Ele afirma que o conjunto de medidas estudada garante a rede de atendimento integrada. "Serão cadastrados mais 70 CAPS, além disso, serão criadas novas unidades de acolhimento e residências terapêuticas", disse.
Junqueira argumentou, no entanto,ser impossível ter hoje um modelo em que hospitais psiquiátricos possam ser dispensados. "Talvez um dia. Mas hoje não há como contar apenas com vagas em hospitais gerais. Precisamos garantir o funcionamento adequado e o atendimento para pacientes."
A proposta em análise não prevê aumento de vagas, mas não incentiva a redução das vagas de hospitais psiquiátricos, uma recomendação da política adotada no País desde 2002. O programa prevê ainda a possibilidade da ampliação de vagas em hospitais gerais, além do aumento da diária de R$ 49 para R$ 70.
"Com essa remuneração atual, o paciente pode morrer de inanição", justificou.

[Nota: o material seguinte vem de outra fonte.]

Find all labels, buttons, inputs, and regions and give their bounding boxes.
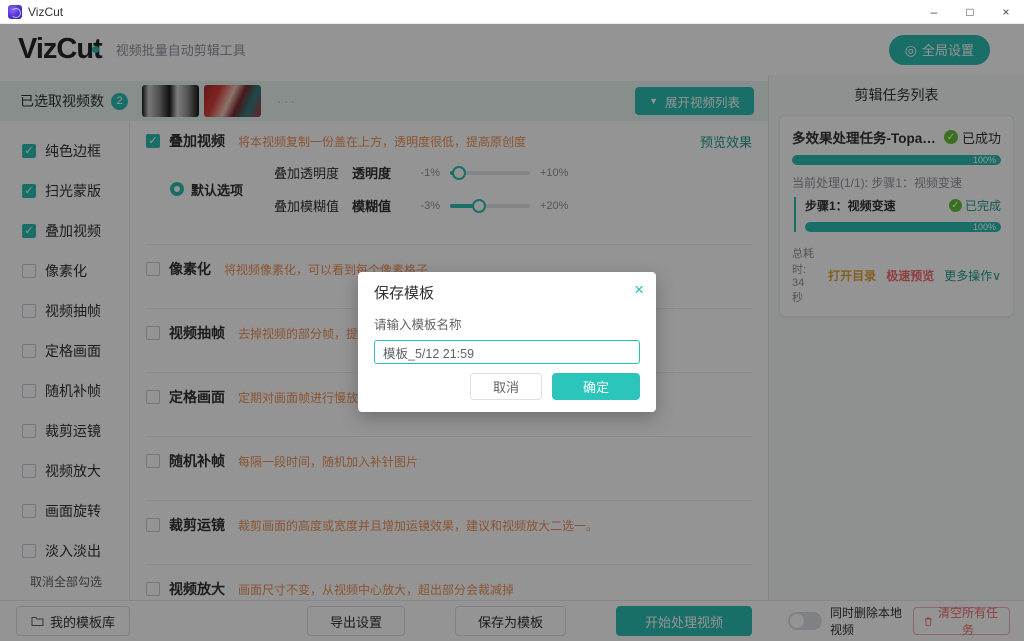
confirm-button[interactable]: 确定	[552, 373, 640, 400]
window-titlebar: VizCut – □ ×	[0, 0, 1024, 24]
save-template-dialog: 保存模板 × 请输入模板名称 取消 确定	[358, 272, 656, 412]
maximize-button[interactable]: □	[952, 0, 988, 24]
template-name-label: 请输入模板名称	[374, 314, 640, 333]
app-icon	[8, 5, 22, 19]
dialog-close-icon[interactable]: ×	[634, 280, 644, 300]
template-name-input[interactable]	[374, 340, 640, 364]
window-title: VizCut	[28, 5, 63, 19]
minimize-button[interactable]: –	[916, 0, 952, 24]
close-button[interactable]: ×	[988, 0, 1024, 24]
dialog-title: 保存模板	[374, 282, 640, 303]
cancel-button[interactable]: 取消	[470, 373, 542, 400]
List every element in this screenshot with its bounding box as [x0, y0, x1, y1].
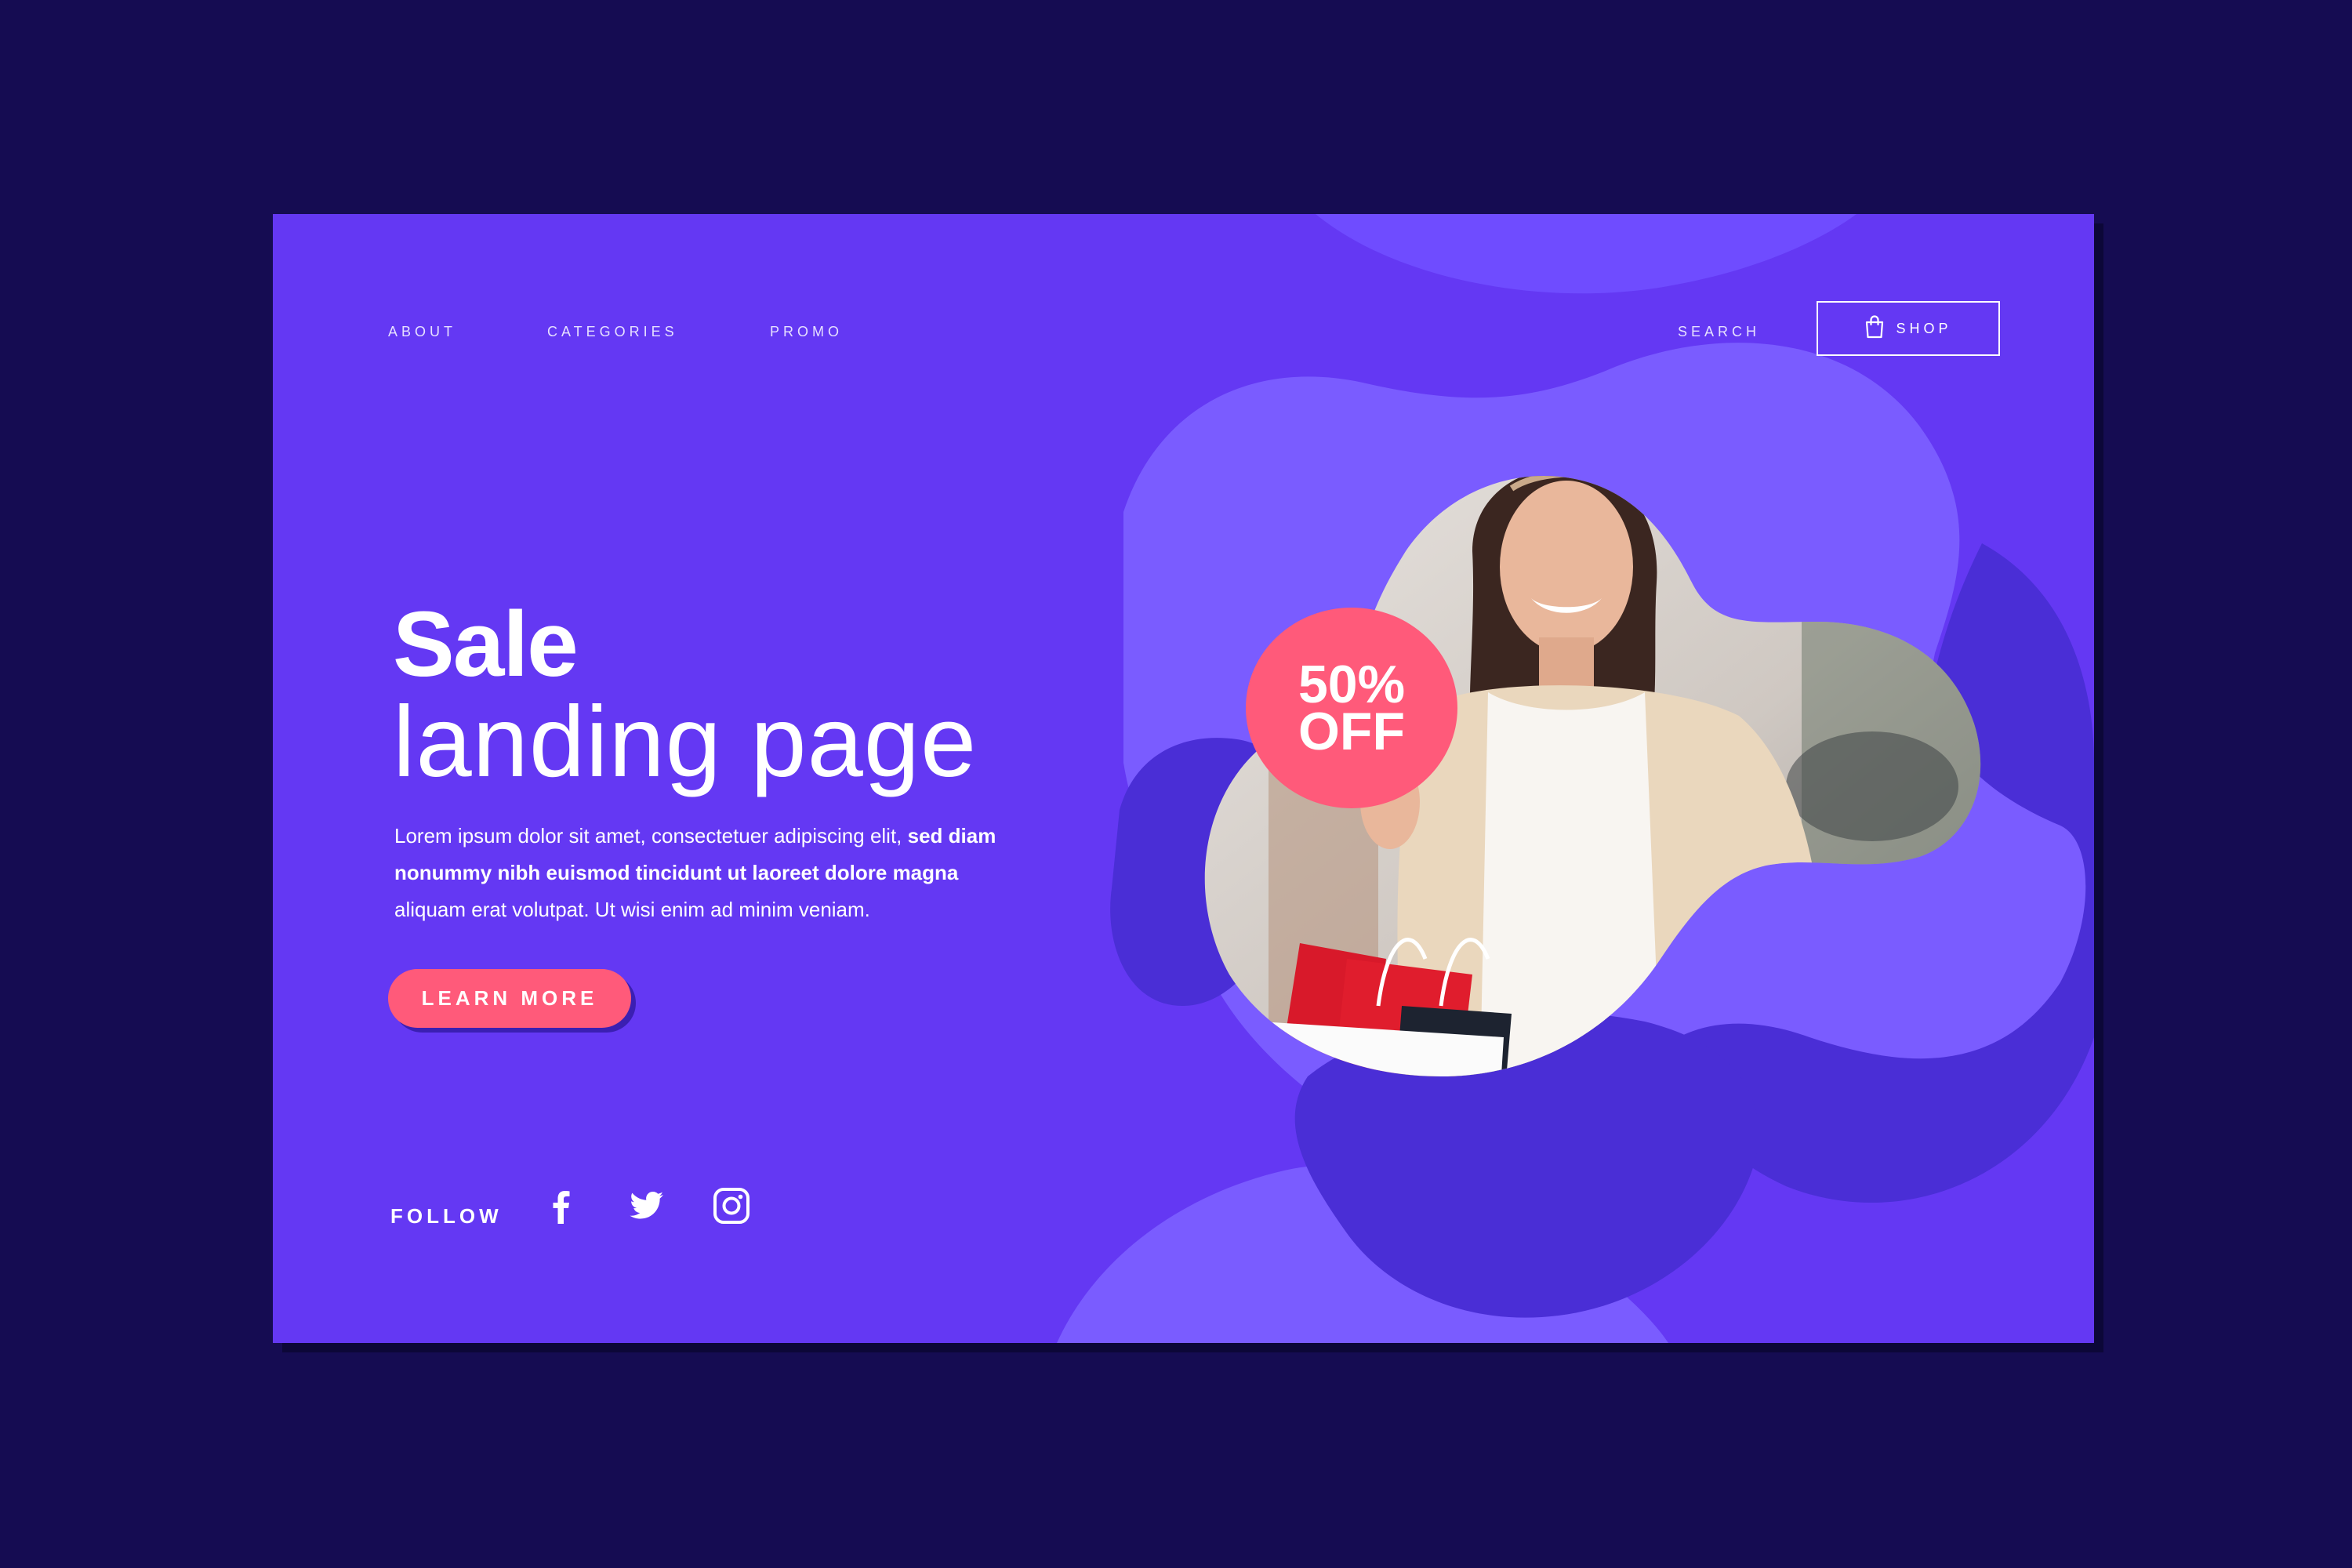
hero-description: Lorem ipsum dolor sit amet, consectetuer… — [394, 818, 1022, 928]
discount-percent: 50% — [1298, 655, 1406, 714]
follow-label: FOLLOW — [390, 1204, 503, 1228]
discount-off: OFF — [1298, 702, 1405, 761]
landing-card: ABOUT CATEGORIES PROMO SEARCH SHOP Sale … — [273, 214, 2094, 1343]
shop-button[interactable]: SHOP — [1817, 301, 2000, 356]
facebook-icon[interactable] — [542, 1186, 581, 1225]
hero-title: Sale — [393, 593, 579, 696]
hero-subtitle: landing page — [393, 686, 978, 798]
nav-categories[interactable]: CATEGORIES — [547, 324, 678, 340]
shop-button-label: SHOP — [1896, 320, 1952, 336]
hero-photo — [1204, 476, 1981, 1076]
learn-more-button[interactable]: LEARN MORE — [388, 969, 631, 1028]
description-text-end: aliquam erat volutpat. Ut wisi enim ad m… — [394, 898, 870, 921]
instagram-icon[interactable] — [712, 1186, 751, 1225]
top-arc-blob — [1316, 214, 1857, 294]
nav-promo[interactable]: PROMO — [770, 324, 843, 340]
nav-about[interactable]: ABOUT — [388, 324, 456, 340]
nav-search[interactable]: SEARCH — [1678, 324, 1760, 340]
description-text: Lorem ipsum dolor sit amet, consectetuer… — [394, 824, 908, 848]
discount-badge: 50% OFF — [1246, 608, 1457, 808]
shopping-bag-icon — [1864, 314, 1885, 343]
twitter-icon[interactable] — [627, 1186, 666, 1225]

Junqueira disse não estar definido, ainda, se a remuneração para hospitais será uniforme, como estava previsto no formato inicial. "A ideia agora é que hospitais psiquiátricos menores recebam mais. Mas isso ainda está em discussão."
O presidente do Conasems afirmou que a proposta despertou polêmica, mas também apoio. "Estamos construindo uma proposta. Quando se fala em mexer, tudo parece que é para o mal. Mas não é assim."